A 70-year-old male with 35 pack-year history has AAA ultrasound showing 3.1 cm diameter. His calculated AAA growth rate from prior study (2 years ago) was 0.2 cm/year.



According to 2026 SVS surveillance guidelines, what is the appropriate follow-up interval?

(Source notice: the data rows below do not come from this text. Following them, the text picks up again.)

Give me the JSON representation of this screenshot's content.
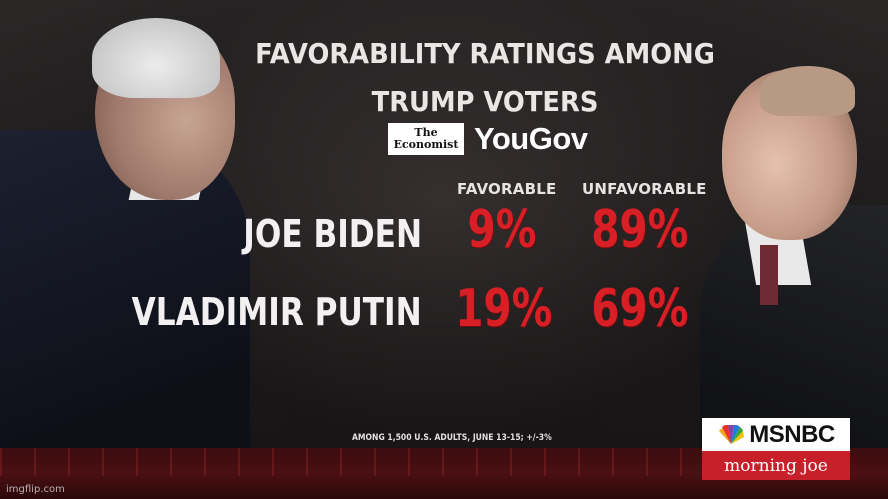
{
  "chart_data": {
    "type": "table",
    "title": "FAVORABILITY RATINGS AMONG TRUMP VOTERS",
    "columns": [
      "FAVORABLE",
      "UNFAVORABLE"
    ],
    "rows": [
      {
        "label": "JOE BIDEN",
        "values": [
          "9%",
          "89%"
        ],
        "favorable": 9,
        "unfavorable": 89
      },
      {
        "label": "VLADIMIR PUTIN",
        "values": [
          "19%",
          "69%"
        ],
        "favorable": 19,
        "unfavorable": 69
      }
    ]
  },
  "header": {
    "title_line1": "FAVORABILITY RATINGS AMONG",
    "title_line2": "TRUMP VOTERS"
  },
  "sources": {
    "economist_line1": "The",
    "economist_line2": "Economist",
    "yougov": "YouGov"
  },
  "footnote": "AMONG 1,500 U.S. ADULTS, JUNE 13-15; +/-3%",
  "branding": {
    "network": "MSNBC",
    "show": "morning joe",
    "watermark": "imgflip.com"
  },
  "colors": {
    "value_red": "#d91f26",
    "bar_dark_red": "#4a1012",
    "show_red": "#c8202b"
  },
  "icons": {
    "network_logo": "peacock-icon"
  }
}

  1. No further imaging needed

  2. Every 3 years

  3. Every 6 months

  4. Annually

Answer: B


Explanation: The 2026 SVS guidelines recommend ultrasound surveillance every 3 years for AAA 3.0-3.9 cm, every 12 months for 4.0-4.9 cm, and every 6 months for 5.0-5.4 cm. Growth rate <0.5 cm/year does not alter these intervals unless size thresholds are met.


Question: 1700


In MESA study 2025 update, asymptomatic 60-year-olds screened ABI<0.9. Multivariate model: diabetes OR 2.8, CKD eGFR<60 OR 3.2. Calculate combined relative risk (assume independence) for PAD if both present vs neither.


  1. 8.96-fold

  2. No multiplicative

  3. 2.8-fold

  4. 5.9-fold


Answer: A


Explanation: Multiplicative risk: diabetes OR 2.8 × CKD OR 3.2 = 8.96; CKD+PAD doubles amputation/mortality vs single. eGFR<45 OR>5; diabetes duration >15 years triples. Intensive glycemic/BP control slows progression 25%.


Question: 1701


GCA temporal biopsy + PET aorta SUV 6.2 active vision loss ESR 95.


  1. Entrapment

  2. Venography

  3. Duplex carotid

  4. PET systemic


Answer: D


Explanation: PET GCA.


Question: 1702


A 65-year-old male with cancer-associated PE and thrombocytopenia (platelets 60 x10^9/L).

  1. Transfuse platelets then anticoagulate

  2. Full-dose DOAC

  3. Hold anticoagulation

  4. Reduced-dose LMWH with monitoring


Answer: D


Explanation: Mild-moderate thrombocytopenia allows cautious reduced-dose LMWH.